Charitable trusts in India are governed primarily by state-specific public trusts acts (like the Maharashtra Public Trusts Act, 1950) or the Indian Trusts Act, 1882 for private ones, but tax exemptions fall under Sections 11-13 of the Income Tax Act, 1961.These trusts must register under Section 12AB for tax benefits and apply at least 85% of income to charitable purposes annually.
Permitted Investments
Charitable trusts can only invest in modes specified under Section 11(5) of the Income Tax Act to retain tax exemptions on income from those investments.
Key allowed financial instruments include:
Government securities and savings certificates (e.g., small savings schemes).
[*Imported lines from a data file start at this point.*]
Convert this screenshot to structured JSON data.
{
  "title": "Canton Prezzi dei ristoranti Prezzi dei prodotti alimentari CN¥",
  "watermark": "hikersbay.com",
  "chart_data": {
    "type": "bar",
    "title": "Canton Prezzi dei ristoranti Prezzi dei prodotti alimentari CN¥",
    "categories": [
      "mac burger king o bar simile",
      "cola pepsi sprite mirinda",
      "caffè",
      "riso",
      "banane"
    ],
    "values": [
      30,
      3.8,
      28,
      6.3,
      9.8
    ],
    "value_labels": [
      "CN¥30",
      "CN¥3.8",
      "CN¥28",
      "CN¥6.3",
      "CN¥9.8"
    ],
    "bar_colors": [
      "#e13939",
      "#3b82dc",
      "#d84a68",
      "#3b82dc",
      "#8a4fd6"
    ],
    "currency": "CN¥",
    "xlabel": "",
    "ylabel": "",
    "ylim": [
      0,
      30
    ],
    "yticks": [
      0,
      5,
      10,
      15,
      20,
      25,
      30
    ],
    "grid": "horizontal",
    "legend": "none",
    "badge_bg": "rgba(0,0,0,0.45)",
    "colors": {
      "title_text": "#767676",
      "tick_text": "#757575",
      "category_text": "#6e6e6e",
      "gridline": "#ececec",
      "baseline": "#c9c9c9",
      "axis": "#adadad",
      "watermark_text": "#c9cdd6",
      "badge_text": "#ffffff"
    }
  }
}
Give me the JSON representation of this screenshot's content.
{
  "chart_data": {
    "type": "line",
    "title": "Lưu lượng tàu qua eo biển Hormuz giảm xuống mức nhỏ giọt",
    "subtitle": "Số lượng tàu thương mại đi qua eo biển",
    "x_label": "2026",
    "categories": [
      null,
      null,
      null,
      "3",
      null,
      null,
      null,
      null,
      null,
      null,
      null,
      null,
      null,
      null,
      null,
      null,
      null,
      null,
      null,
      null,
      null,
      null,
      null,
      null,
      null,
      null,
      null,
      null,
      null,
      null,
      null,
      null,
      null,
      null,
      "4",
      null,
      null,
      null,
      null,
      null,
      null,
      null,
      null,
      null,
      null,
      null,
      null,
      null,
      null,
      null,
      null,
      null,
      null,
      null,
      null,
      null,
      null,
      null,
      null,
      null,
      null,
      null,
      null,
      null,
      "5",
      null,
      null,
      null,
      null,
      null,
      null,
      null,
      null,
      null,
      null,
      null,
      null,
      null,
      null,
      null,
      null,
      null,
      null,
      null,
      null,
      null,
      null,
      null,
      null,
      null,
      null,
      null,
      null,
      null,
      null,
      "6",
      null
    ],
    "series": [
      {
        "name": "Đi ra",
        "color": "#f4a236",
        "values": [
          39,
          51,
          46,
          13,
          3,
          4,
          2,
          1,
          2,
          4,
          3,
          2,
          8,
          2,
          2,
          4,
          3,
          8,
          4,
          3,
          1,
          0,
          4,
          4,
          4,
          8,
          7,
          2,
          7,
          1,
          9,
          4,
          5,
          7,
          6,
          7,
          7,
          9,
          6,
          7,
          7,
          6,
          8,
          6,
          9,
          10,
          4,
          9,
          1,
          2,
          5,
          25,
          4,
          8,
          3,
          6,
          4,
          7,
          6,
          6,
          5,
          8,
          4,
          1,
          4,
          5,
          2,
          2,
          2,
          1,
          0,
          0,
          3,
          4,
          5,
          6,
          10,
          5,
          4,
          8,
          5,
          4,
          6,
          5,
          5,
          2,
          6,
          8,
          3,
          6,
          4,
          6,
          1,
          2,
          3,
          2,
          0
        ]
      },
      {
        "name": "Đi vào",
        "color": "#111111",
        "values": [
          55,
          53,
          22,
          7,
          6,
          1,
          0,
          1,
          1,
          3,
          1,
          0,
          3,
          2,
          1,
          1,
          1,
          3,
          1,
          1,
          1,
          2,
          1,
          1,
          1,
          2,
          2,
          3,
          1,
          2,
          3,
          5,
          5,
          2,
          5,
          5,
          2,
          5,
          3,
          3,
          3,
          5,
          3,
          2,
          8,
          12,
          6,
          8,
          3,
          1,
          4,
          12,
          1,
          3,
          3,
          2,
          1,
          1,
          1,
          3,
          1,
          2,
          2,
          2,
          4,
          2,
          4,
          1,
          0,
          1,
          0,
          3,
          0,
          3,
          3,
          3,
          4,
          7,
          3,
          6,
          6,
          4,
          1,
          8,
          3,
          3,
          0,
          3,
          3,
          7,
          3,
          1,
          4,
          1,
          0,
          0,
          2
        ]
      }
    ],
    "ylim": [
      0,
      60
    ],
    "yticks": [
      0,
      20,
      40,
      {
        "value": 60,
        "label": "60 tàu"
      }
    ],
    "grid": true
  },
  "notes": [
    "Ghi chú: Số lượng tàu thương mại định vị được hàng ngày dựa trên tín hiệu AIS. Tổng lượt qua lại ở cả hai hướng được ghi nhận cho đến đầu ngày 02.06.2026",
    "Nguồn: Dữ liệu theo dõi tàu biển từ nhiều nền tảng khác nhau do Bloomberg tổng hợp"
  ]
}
Deposits with scheduled banks, post office savings, or cooperative banks.
Units of UTI or SEBI-regulated mutual funds (all types permitted).
Debentures or bonds guaranteed by Central/State Government, or from public sector companies/PSUs.
Shares of public sector companies (under conditions) and immovable property (excluding machinery).
Deposits with IDBI or bonds for urban infrastructure/long-term finance.
State rules, like Maharashtra Charity Commissioner's Circular No. 619 (July 2025), allow up to 50% of funds in additional options such as listed debt (AA+ rated), SEBI ETFs/index funds, and blue-chip equities without prior approval.
Taxation Outcomes
Income from compliant investments qualifies for exemption if the trust applies 85% of total income to charitable objects (or accumulates up to 15% without conditions, more with Form 10 filing and Section 11(5) investment).
Investments outside Section 11(5) trigger Section 13(1)(d), making that income taxable at maximum marginal rate (up to 42.744% including surcharge/cess), and may deny overall exemptions.
Capital gains can be exempt if reinvested in new charitable assets per Section 11(1A).
Audit and timely ITR filing (with Form 10 for accumulations) are mandatory for compliance.